A government health app that processes your doctor visits and prescriptions was also collecting your race and ethnicity. The Google Play listing says so plainly. Why does claiming a Medicare rebate require knowing your racial background? Combined with your health claim history, this creates a profile linking race to medical conditions — held by a government agency that saw a 330% increase in data breaches. The Google Play listing says the Medicare app "doesn't share user data." But Services Australia admits using Google Analytics — which sends your page visits to Google in the US. When you check your doctor visits, prescription claims, or health service history, Google gets to see which pages you navigate. Your health service interaction patterns are flowing through the infrastructure of the world's largest advertising company. But sure, they "don't share data.".
What they claim: The Google Play listing categorises the app's data collection as: "App interactions" collected for "Analytics" purposes.
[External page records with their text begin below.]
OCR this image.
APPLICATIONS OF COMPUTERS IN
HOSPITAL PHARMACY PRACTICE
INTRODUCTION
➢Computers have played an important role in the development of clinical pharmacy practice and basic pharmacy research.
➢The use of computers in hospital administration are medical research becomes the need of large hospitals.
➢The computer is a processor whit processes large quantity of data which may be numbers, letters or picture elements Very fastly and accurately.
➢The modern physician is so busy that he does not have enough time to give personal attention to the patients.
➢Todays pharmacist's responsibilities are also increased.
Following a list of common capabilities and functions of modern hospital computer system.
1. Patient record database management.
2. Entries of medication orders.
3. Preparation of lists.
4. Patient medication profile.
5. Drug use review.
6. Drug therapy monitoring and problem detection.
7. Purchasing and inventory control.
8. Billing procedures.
What we found: In a health claims app, "app interactions" collected for analytics means every tap, scroll, and navigation through your Medicare claims history — which doctors you viewed, which claims you checked, how long you spent on prescription records — is tracked and analysed. This is health-adjacent behavioural data being collected in a health context. Combined with the "no deletion" policy, this interaction history persists indefinitely with no user control.
What they claim: Services Australia states "this app doesn't share user data with other companies or organisations" according to the Google Play listing.
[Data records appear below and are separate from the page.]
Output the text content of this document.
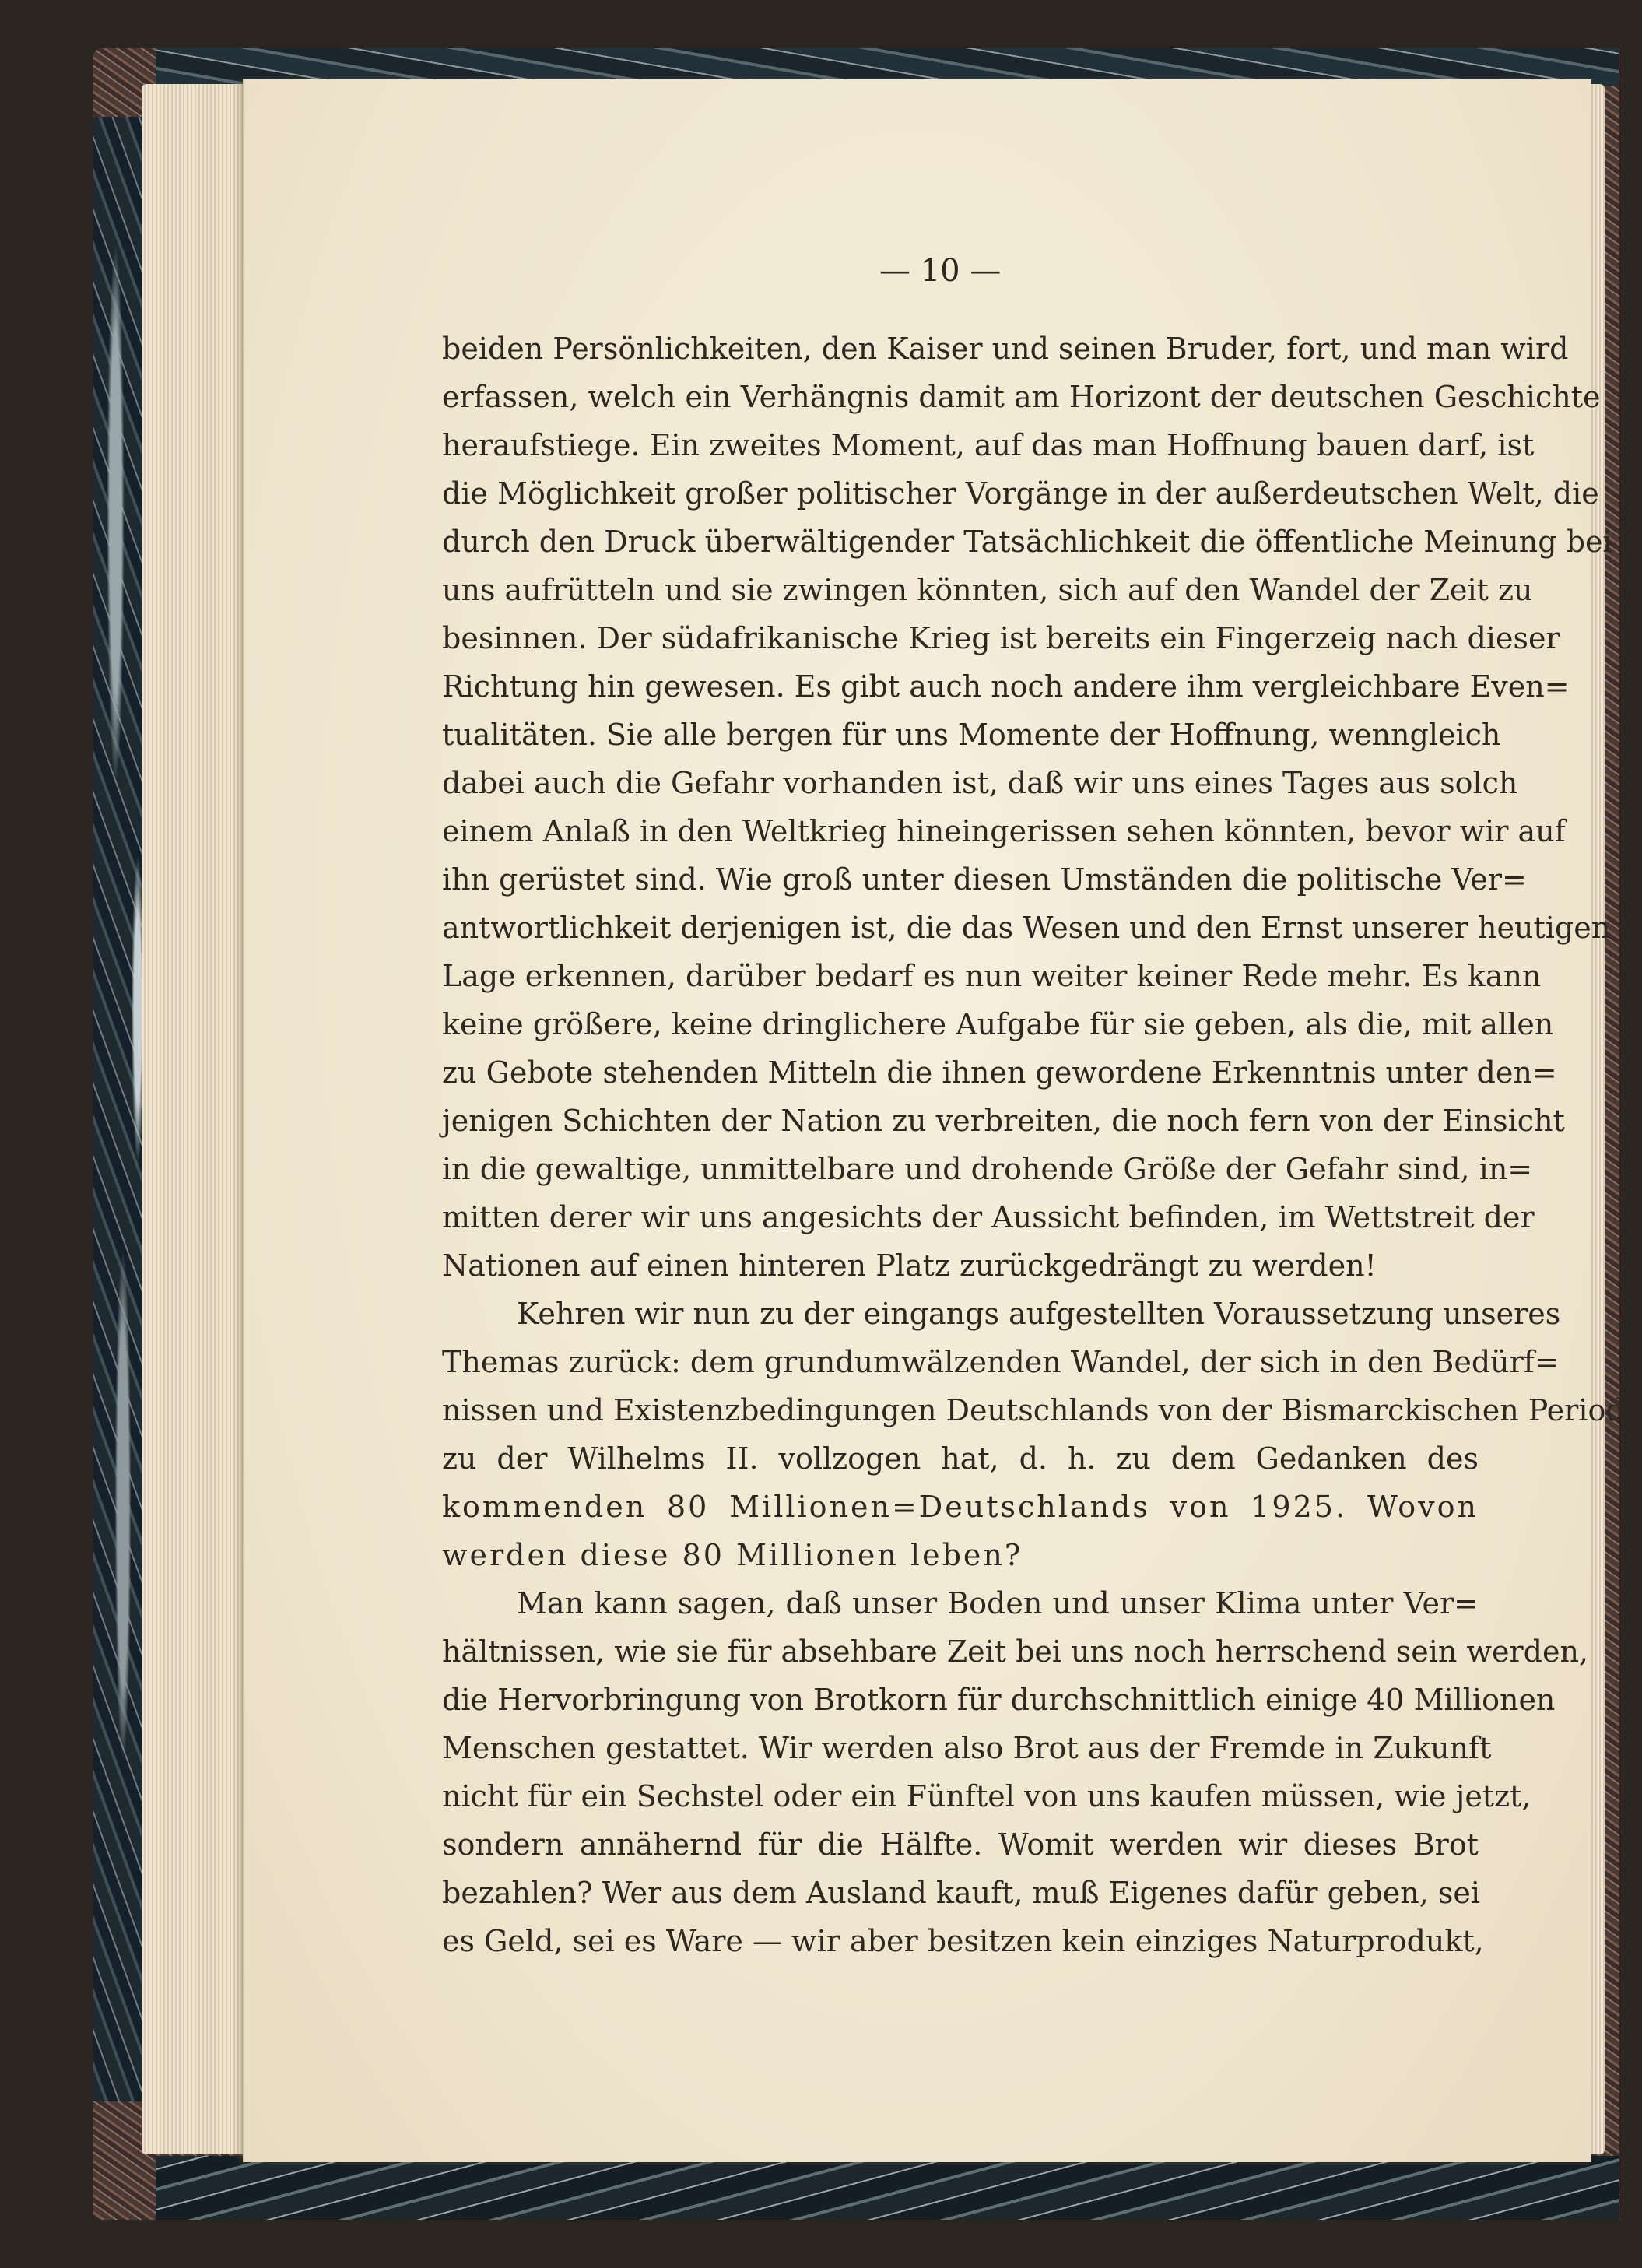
— 10 —
beiden Persönlichkeiten, den Kaiser und seinen Bruder, fort, und man wird
erfassen, welch ein Verhängnis damit am Horizont der deutschen Geschichte
heraufstiege. Ein zweites Moment, auf das man Hoffnung bauen darf, ist
die Möglichkeit großer politischer Vorgänge in der außerdeutschen Welt, die
durch den Druck überwältigender Tatsächlichkeit die öffentliche Meinung bei
uns aufrütteln und sie zwingen könnten, sich auf den Wandel der Zeit zu
besinnen. Der südafrikanische Krieg ist bereits ein Fingerzeig nach dieser
Richtung hin gewesen. Es gibt auch noch andere ihm vergleichbare Even=
tualitäten. Sie alle bergen für uns Momente der Hoffnung, wenngleich
dabei auch die Gefahr vorhanden ist, daß wir uns eines Tages aus solch
einem Anlaß in den Weltkrieg hineingerissen sehen könnten, bevor wir auf
ihn gerüstet sind. Wie groß unter diesen Umständen die politische Ver=
antwortlichkeit derjenigen ist, die das Wesen und den Ernst unserer heutigen
Lage erkennen, darüber bedarf es nun weiter keiner Rede mehr. Es kann
keine größere, keine dringlichere Aufgabe für sie geben, als die, mit allen
zu Gebote stehenden Mitteln die ihnen gewordene Erkenntnis unter den=
jenigen Schichten der Nation zu verbreiten, die noch fern von der Einsicht
in die gewaltige, unmittelbare und drohende Größe der Gefahr sind, in=
mitten derer wir uns angesichts der Aussicht befinden, im Wettstreit der
Nationen auf einen hinteren Platz zurückgedrängt zu werden!
Kehren wir nun zu der eingangs aufgestellten Voraussetzung unseres
Themas zurück: dem grundumwälzenden Wandel, der sich in den Bedürf=
nissen und Existenzbedingungen Deutschlands von der Bismarckischen Periode
zu der Wilhelms II. vollzogen hat, d. h. zu dem Gedanken des
kommenden 80 Millionen=Deutschlands von 1925. Wovon
werden diese 80 Millionen leben?
Man kann sagen, daß unser Boden und unser Klima unter Ver=
hältnissen, wie sie für absehbare Zeit bei uns noch herrschend sein werden,
die Hervorbringung von Brotkorn für durchschnittlich einige 40 Millionen
Menschen gestattet. Wir werden also Brot aus der Fremde in Zukunft
nicht für ein Sechstel oder ein Fünftel von uns kaufen müssen, wie jetzt,
sondern annähernd für die Hälfte. Womit werden wir dieses Brot
bezahlen? Wer aus dem Ausland kauft, muß Eigenes dafür geben, sei
es Geld, sei es Ware — wir aber besitzen kein einziges Naturprodukt,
What we found: Services Australia admits it "uses Google Analytics to collect details about the pages you visit and your device" within the Medicare app. Google Analytics sends data to Google's servers in the United States. When you check which doctors you have visited, which claims you have made, or which prescriptions have been processed, that navigation pattern flows through Google's infrastructure. A health claims app is feeding interaction data to the world's largest advertising company.
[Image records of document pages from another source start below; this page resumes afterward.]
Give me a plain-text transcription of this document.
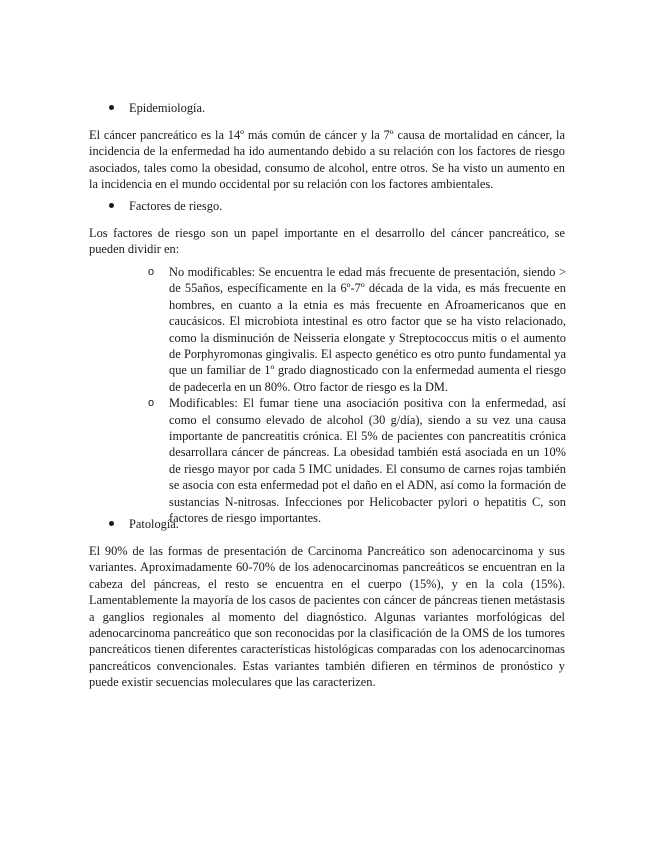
Epidemiología.
El cáncer pancreático es la 14º más común de cáncer y la 7º causa de mortalidad en cáncer, la incidencia de la enfermedad ha ido aumentando debido a su relación con los factores de riesgo asociados, tales como la obesidad, consumo de alcohol, entre otros. Se ha visto un aumento en la incidencia en el mundo occidental por su relación con los factores ambientales.
Factores de riesgo.
Los factores de riesgo son un papel importante en el desarrollo del cáncer pancreático, se pueden dividir en:
o No modificables: Se encuentra le edad más frecuente de presentación, siendo > de 55años, específicamente en la 6º-7º década de la vida, es más frecuente en hombres, en cuanto a la etnia es más frecuente en Afroamericanos que en caucásicos. El microbiota intestinal es otro factor que se ha visto relacionado, como la disminución de Neisseria elongate y Streptococcus mitis o el aumento de Porphyromonas gingivalis. El aspecto genético es otro punto fundamental ya que un familiar de 1º grado diagnosticado con la enfermedad aumenta el riesgo de padecerla en un 80%. Otro factor de riesgo es la DM.
o Modificables: El fumar tiene una asociación positiva con la enfermedad, así como el consumo elevado de alcohol (30 g/día), siendo a su vez una causa importante de pancreatitis crónica. El 5% de pacientes con pancreatitis crónica desarrollara cáncer de páncreas. La obesidad también está asociada en un 10% de riesgo mayor por cada 5 IMC unidades. El consumo de carnes rojas también se asocia con esta enfermedad pot el daño en el ADN, así como la formación de sustancias N-nitrosas. Infecciones por Helicobacter pylori o hepatitis C, son factores de riesgo importantes.
Patología.
El 90% de las formas de presentación de Carcinoma Pancreático son adenocarcinoma y sus variantes. Aproximadamente 60-70% de los adenocarcinomas pancreáticos se encuentran en la cabeza del páncreas, el resto se encuentra en el cuerpo (15%), y en la cola (15%). Lamentablemente la mayoría de los casos de pacientes con cáncer de páncreas tienen metástasis a ganglios regionales al momento del diagnóstico. Algunas variantes morfológicas del adenocarcinoma pancreático que son reconocidas por la clasificación de la OMS de los tumores pancreáticos tienen diferentes características histológicas comparadas con los adenocarcinomas pancreáticos convencionales. Estas variantes también difieren en términos de pronóstico y puede existir secuencias moleculares que las caracterizen.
What they claim: Services Australia says "you decide if you set up a Medicare online account" and "what information you give through the app," implying user control over their data.
What we found: According to the Google Play data safety listing, "the developer doesn't provide a way for you to request that your data be deleted." An app that collects health claims data, personal information, race and ethnicity, and processes it through Google Analytics provides zero mechanism for data deletion. The app was retired in November 2025, meaning years of health interaction data sits in Services Australia systems with no deletion pathway ever provided.
What they claim: Services Australia states the Express Plus Medicare app only collects information necessary "to process and manage claims or provide services or payments."
What we found: The Google Play data safety listing for Express Plus Medicare declares the app collects "Race and ethnicity" data for "App functionality and Account management." A health claims app collecting racial and ethnic data — combined with health claim history — creates a sensitive profile linking race to health conditions. This data category has no obvious necessity for processing Medicare rebates.
What they claim: Services Australia positions the Medicare app as a tool for Australians to conveniently "manage Medicare business online, 24 hours a day, 7 days a week."
What we found: The privacy notice states Services Australia "may use your personal information with automated decision-making systems and tools to help provide services." In the context of a health claims app, this means algorithms may be making decisions about your Medicare claims, eligibility, or service access using your health data, personal information, and potentially your race and ethnicity data — all with minimal transparency about what decisions are automated and what criteria are used.